Ciudad de México (AP) – Número de víctimas muerto en una explosión Las afueras de una comisaría en la provincia occidental de México, Michoacán, durante el fin de semana aumentaron a cinco, dijo el domingo la Fiscalía General de la República.
Otras cinco personas permanecían en el hospital tras la explosión del sábado, según la oficina.
La explosión del mediodía ocurrió en el centro poblado de Coahuayana, en la costa de Michoacán, una condición donde actúan varios grupos criminalesincluido el poderoso Cártel Jalisco Nueva Generación. Aquí es también donde el Gobierno lanzó recientemente una importante campaña de seguridad dada la violencia actual.
La Fiscalía estatal informó que el vehículo que explotó fue un camión elevador y en el lugar se encontraron los restos de dos personas.
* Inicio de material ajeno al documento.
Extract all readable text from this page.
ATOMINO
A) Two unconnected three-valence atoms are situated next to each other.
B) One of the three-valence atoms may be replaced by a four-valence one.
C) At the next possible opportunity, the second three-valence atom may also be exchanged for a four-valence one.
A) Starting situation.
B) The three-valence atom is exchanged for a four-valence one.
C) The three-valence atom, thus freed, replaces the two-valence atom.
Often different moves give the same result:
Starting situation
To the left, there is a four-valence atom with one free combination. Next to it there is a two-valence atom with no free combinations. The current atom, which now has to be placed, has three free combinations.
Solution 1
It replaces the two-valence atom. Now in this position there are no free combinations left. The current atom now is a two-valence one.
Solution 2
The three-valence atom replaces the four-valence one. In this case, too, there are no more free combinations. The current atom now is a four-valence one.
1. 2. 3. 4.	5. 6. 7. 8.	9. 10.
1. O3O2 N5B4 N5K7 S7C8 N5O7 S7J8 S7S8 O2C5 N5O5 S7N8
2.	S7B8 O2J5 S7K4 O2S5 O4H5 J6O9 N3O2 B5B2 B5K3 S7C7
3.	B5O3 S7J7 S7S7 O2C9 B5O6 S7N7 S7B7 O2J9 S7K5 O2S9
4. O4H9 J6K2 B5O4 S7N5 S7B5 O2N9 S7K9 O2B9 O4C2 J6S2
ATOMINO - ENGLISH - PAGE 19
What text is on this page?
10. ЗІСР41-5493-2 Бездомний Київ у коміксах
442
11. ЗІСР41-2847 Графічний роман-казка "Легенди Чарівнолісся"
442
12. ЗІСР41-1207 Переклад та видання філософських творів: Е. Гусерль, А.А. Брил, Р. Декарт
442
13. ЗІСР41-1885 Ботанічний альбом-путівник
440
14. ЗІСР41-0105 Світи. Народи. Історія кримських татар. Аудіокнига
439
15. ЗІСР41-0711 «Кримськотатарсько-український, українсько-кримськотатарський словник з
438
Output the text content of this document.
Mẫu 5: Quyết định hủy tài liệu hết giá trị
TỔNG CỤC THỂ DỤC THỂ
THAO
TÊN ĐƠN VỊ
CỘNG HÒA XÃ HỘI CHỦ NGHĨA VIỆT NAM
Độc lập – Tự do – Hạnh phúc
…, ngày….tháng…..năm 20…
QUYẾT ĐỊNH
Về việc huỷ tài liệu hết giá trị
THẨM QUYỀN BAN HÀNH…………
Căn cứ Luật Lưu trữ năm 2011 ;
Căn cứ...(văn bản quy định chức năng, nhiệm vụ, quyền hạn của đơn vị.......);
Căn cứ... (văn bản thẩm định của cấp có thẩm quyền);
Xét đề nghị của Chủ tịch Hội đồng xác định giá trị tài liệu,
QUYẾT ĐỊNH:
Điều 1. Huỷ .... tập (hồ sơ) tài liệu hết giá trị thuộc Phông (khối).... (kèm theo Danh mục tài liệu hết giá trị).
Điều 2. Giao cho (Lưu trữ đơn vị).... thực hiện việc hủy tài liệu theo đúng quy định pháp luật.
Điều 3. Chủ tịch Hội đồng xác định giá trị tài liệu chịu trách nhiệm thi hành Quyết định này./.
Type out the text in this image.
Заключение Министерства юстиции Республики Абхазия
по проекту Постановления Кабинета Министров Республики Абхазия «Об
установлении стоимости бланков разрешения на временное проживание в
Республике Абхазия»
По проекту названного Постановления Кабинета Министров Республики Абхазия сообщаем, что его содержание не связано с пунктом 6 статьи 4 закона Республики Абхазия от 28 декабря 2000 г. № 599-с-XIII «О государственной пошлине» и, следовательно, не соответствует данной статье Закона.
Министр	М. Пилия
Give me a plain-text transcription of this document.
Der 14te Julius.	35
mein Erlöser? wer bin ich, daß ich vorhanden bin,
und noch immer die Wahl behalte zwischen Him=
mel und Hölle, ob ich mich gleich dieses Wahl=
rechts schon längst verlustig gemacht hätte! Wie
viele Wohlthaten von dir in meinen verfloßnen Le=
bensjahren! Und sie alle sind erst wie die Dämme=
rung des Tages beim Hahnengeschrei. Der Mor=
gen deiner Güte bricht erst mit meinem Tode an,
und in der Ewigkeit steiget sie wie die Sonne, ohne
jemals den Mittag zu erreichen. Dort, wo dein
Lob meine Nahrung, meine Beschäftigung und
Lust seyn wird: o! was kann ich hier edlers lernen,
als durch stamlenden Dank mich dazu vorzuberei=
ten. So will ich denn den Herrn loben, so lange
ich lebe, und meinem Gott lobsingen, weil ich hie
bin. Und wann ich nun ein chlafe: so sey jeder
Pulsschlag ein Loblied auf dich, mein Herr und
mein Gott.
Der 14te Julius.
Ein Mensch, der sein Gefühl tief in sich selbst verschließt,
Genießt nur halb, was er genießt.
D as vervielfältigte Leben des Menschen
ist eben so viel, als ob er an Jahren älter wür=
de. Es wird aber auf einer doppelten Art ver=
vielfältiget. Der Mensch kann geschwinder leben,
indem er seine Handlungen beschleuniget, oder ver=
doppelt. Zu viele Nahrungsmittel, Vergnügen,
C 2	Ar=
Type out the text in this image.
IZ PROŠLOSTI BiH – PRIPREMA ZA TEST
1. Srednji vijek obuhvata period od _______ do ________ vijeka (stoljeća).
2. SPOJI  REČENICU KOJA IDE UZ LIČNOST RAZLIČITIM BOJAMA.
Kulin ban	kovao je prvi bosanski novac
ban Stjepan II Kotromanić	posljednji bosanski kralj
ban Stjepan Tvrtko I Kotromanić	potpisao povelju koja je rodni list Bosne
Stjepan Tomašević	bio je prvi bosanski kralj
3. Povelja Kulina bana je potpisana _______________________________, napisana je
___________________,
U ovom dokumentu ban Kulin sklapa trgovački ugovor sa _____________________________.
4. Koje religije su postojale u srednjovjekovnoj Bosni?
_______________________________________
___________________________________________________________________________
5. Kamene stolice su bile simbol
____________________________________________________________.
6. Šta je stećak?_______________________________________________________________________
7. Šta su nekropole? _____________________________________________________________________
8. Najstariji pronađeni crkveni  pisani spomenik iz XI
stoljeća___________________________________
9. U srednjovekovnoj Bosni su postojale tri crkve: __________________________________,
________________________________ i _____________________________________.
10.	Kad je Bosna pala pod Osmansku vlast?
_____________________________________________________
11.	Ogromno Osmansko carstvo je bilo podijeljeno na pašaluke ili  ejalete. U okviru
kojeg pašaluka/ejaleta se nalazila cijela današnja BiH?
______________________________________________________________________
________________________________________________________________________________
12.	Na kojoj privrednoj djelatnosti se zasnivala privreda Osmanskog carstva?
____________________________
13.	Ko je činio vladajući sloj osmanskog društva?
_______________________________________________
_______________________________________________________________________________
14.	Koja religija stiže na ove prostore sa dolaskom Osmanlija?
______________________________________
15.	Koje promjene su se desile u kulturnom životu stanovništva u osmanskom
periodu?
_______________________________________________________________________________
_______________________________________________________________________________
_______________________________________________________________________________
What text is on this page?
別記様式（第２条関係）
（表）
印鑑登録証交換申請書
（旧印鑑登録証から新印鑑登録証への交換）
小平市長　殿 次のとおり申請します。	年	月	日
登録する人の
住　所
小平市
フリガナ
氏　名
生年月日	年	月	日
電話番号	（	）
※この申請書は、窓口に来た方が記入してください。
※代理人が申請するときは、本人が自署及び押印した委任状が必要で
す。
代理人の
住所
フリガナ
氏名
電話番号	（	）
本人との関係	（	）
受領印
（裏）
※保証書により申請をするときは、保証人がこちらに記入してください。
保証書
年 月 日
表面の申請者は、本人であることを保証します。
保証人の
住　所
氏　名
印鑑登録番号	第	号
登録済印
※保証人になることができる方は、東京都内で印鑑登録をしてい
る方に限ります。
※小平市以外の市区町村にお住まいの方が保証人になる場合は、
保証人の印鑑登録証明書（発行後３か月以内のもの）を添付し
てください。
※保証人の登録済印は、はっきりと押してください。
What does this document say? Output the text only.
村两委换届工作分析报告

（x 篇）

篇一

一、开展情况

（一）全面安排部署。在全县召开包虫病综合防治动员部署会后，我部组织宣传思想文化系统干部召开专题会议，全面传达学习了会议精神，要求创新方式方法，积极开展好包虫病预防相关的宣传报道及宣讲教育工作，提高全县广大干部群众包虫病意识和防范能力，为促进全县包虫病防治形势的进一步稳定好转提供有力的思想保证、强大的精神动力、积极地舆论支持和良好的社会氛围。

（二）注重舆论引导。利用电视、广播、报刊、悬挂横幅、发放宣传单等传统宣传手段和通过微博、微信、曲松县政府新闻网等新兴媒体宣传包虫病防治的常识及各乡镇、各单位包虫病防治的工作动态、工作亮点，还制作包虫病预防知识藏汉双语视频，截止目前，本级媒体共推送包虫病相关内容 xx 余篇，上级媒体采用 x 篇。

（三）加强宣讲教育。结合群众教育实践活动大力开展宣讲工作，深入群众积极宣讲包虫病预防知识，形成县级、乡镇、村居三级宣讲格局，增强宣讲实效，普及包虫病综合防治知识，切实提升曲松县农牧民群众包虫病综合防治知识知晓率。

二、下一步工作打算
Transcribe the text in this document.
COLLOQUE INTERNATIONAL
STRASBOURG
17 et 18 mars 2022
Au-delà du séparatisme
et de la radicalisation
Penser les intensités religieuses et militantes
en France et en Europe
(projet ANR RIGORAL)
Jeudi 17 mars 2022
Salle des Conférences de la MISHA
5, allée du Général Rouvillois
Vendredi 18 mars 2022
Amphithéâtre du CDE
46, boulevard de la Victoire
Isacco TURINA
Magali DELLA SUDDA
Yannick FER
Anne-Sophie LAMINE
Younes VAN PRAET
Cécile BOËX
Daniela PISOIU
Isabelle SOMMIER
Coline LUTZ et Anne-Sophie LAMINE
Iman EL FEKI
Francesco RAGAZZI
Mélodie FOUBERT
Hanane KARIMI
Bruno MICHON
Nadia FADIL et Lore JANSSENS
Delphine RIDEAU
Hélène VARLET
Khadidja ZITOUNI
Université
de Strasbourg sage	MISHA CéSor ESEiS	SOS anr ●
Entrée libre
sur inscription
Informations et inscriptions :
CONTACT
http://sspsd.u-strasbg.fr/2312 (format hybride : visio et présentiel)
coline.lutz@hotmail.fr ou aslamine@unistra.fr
Agregó que ocho personas resultaron heridas y trasladadas a hospitales, todos miembros de la policía comunitaria, tres de los cuales han fallecido mientras recibían atención médica.
Una de las personas que murió en el lugar fue el conductor del camión que explotó, según las autoridades.
El uso de explosivos -lanzados desde drones, enterrados como minas u ocultos a lo largo de las carreteras- ha sido una técnica cada vez más común utilizada por los grupos criminales de la región, aunque no es típico que se instalen en automóviles.
Según Héctor Zepeda, gerente de la Policía Comunitaria, la explosión fue tan poderosa que restos humanos quedaron esparcidos por toda la zona.
La policía es una de las varias que se formaron hace más de una década durante un movimiento de autodefensa civil para luchar contra los cárteles. Las fuerzas comunitarias fueron posteriormente creadas por el Estado, aunque en algunas zonas han sido penetradas por delincuentes.
La explosión ocurrió mientras el Gobernador del Estado, Alfredo Ramírez Bedolla, se encontraba en un acto público con el Presidente claudia sheinbaum En la Ciudad de México para celebrar siete años de gobierno del partido Morena que está en el poder.
Durante dos décadas, diversos grupos del crimen organizado han luchado por controlar el territorio porque Michoacán es puerta de entrada a predisposiciones químicas utilizadas en la producción de drogas sintéticas. También tienen otro negocio rentable: la extorsión.
Al menos tres de los seis cárteles de la droga tienen la administración de Trump designadas como instituciones terroristas – La nueva generación de Jalisco, Cárteles Unidos y La Nueva Familia Michoacán – opera en Michoacán, así como una serie de grupos armados locales, algunos apoyados por el Cartel de Sinaloa.